When dealing with small sample sizes or unknown population standard deviations, the t-distribution helps us estimate population parameters. Unlike the normal distribution, the t-distribution is wider, reflecting greater uncertainty.
It varies depending on the degrees of freedom (df), which in this case is calculated as the sample size minus one \(df = n - 1\). For our exercise, with n=49, df is 48.
It's important to use the correct t-value from the t-distribution table, corresponding to our significance level and degrees of freedom. A higher degree of freedom makes the t-distribution approach the normal distribution.

standard error

The standard error (SE) measures how much sample means are expected to vary from the true population mean. It is calculated as: \[ SE = \frac{s}{\sqrt{n}} \]where 's' is the sample standard deviation and 'n' is the sample size. In our case, we have s = 21.0 and n = 49, so: \[ SE = \frac{21.0}{\sqrt{49}} = 3.0 \]The smaller the SE, the more accurate our estimate of the population mean. It plays a crucial role in constructing confidence intervals, as seen in our exercise.

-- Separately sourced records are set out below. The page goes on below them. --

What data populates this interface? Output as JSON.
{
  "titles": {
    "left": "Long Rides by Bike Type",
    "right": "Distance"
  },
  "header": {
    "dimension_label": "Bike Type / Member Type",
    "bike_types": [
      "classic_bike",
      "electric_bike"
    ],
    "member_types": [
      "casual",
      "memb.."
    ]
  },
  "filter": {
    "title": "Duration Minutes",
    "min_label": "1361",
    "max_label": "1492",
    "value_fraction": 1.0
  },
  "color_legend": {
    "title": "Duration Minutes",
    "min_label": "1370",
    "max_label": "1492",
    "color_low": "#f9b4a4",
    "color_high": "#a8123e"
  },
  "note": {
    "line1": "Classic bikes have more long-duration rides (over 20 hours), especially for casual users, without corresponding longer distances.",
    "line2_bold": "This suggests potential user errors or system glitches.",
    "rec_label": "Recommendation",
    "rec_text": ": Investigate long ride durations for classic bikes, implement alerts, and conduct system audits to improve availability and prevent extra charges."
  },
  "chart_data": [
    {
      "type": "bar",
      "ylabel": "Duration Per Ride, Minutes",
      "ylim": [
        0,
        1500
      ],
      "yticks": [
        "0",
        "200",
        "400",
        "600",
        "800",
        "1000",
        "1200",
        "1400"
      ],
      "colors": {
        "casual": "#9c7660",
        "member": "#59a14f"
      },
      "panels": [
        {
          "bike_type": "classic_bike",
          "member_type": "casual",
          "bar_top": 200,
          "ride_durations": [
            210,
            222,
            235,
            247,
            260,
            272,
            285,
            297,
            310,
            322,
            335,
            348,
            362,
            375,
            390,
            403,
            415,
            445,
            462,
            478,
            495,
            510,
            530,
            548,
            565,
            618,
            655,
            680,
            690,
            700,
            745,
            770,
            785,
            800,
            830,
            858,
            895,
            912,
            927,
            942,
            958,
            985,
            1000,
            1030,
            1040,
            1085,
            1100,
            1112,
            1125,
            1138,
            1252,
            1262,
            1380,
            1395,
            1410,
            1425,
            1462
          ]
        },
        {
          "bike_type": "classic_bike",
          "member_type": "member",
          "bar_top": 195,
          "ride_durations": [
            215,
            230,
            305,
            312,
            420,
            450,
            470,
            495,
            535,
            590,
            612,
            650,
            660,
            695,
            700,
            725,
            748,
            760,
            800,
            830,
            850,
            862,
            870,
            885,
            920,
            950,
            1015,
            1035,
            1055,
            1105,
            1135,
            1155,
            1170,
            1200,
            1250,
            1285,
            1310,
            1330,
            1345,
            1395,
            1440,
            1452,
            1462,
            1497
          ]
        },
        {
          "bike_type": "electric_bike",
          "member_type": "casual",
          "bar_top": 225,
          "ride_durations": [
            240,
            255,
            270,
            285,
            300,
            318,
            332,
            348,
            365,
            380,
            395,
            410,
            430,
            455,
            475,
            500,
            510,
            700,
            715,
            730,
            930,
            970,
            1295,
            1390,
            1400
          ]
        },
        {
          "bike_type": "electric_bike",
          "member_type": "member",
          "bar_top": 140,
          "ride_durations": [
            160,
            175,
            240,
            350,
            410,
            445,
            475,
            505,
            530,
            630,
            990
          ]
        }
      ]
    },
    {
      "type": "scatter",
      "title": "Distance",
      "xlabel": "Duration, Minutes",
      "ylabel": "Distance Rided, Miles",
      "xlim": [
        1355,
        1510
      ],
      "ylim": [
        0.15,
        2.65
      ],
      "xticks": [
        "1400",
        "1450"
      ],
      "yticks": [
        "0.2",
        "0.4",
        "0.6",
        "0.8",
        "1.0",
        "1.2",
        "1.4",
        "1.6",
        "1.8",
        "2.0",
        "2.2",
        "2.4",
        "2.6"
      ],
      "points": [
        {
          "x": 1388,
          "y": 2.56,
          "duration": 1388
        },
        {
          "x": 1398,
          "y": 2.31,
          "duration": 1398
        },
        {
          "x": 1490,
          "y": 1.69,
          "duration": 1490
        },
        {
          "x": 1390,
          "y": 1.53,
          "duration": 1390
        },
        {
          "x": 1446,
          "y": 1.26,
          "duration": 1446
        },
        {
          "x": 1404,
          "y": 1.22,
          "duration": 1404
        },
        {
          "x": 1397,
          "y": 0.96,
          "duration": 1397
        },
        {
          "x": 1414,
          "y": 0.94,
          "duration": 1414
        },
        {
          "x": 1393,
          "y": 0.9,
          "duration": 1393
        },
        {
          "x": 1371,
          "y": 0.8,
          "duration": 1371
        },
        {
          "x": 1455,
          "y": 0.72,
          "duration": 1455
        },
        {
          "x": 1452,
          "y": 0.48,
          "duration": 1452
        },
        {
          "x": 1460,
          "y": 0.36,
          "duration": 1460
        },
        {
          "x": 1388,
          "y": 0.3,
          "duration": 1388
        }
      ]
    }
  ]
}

LDL cholesterol measurement

LDL cholesterol, often termed 'bad cholesterol,' is a crucial health metric. It's responsible for building up plaque in arteries, which can lead to heart diseases. In the context of our exercise, we are studying the change in LDL cholesterol levels before and after garlic treatment.
We have 49 subjects and have recorded the changes in their LDL levels. The key statistics obtained include a mean change of 0.4 mg/dL and a standard deviation of 21.0 mg/dL.
By analyzing the mean change and constructing confidence intervals, we aim to understand better whether garlic effectively reduces LDL cholesterol levels.

significance level

The significance level \(\alpha\) is the probability of rejecting the null hypothesis when it is true. It's set during hypothesis testing and constructing confidence intervals. For a 98% confidence interval, \(\alpha\) is calculated as: \[ \alpha = 1 - CL = 1 - 0.98 = 0.02 \]We then divide \(\alpha\) by 2 for the two-tailed test: \[ \alpha/2 = 0.01 \]Using this, we find the critical t-value to plug into our confidence interval formula. A lower significance level (e.g., 0.01) implies stronger evidence needed to reject the null hypothesis, aiming for greater accuracy and reducing the chance of Type I errors.